A groundbreaking bill, which will go to the French Senate in the coming weeks, may make it illegal for anyone, including fashion magazines and websites, to encourage women to be ultra thin.
Banning super skinny models
According to fashion industry experts, if passed, this new law would be the strongest of its kind in the world. Hot on the heels of the 2006 anorexia-linked death of a Brazilian model and in the wake of Spain's 2007 ban of ultra-thin models on the catwalk, it seeks to highlight the repercussions of promoting super skinny models and aims to hold the fashion industry and others responsible.
Giving judges the power
The new legislation would give judges the power to imprison and fine offenders up to $50,000 if found guilty of "inciting others to deprive themselves of food" to an "excessive" degree. Judges would also have the power to sanction people responsible for a magazine photo whose "excessive thinness" was thought to have "altered her health".
Fashion backlash
Understandably, leaders in French couture are opposed to the proposed ban and the idea that legal boundaries may be placed on beauty standards.
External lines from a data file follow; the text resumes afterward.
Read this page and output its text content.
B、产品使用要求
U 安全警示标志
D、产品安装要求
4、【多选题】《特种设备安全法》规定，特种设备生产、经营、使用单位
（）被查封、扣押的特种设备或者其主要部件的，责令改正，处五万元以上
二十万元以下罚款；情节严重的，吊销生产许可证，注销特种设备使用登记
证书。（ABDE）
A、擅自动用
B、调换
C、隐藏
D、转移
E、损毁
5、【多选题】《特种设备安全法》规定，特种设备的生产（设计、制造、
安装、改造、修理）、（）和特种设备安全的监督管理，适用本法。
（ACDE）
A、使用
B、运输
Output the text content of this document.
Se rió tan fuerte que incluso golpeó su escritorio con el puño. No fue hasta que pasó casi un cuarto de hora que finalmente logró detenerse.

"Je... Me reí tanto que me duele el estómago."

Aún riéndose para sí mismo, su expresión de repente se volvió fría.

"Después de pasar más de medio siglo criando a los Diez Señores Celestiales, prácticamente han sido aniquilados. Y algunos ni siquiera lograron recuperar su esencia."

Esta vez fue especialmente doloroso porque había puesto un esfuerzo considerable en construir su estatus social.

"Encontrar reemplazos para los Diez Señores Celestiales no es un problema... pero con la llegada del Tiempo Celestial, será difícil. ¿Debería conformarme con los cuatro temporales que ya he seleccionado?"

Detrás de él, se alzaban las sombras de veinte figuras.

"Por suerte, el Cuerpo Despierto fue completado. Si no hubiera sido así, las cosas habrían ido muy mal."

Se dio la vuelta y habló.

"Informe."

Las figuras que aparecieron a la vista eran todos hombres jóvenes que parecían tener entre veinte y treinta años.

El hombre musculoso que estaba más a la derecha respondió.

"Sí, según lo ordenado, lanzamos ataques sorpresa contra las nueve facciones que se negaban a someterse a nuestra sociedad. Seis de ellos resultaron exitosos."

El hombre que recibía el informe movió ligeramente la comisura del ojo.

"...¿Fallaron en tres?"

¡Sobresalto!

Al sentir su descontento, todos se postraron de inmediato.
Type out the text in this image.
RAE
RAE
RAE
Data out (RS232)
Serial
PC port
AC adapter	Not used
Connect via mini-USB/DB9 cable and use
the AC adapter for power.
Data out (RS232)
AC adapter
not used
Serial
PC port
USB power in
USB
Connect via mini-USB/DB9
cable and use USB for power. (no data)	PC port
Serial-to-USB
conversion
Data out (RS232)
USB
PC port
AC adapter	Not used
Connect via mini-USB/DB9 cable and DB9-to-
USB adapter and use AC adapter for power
Didier Grumbach, president of the French Federation of Couture, said, "Never will we accept in our profession that a judge decides if a young girl is skinny or not skinny." Adding further fuel to the fire, he concluded, "That doesn't exist in the world and it will certainly not exist in France."
What the doctors say…
It comes as no great surprise that doctors and psychologists treating patients with anorexia nervosa have welcomed the government's efforts, but even they warn that the bill's link with media images is a hazy one.
Marleen S Williams, a psychology professor at Brigham Young University in Utah, USA, who has researched the media's effect on women suffering from anorexia, said she thought it was almost impossible to know for sure what sort of impact the media had on people who suffer from eating disorders.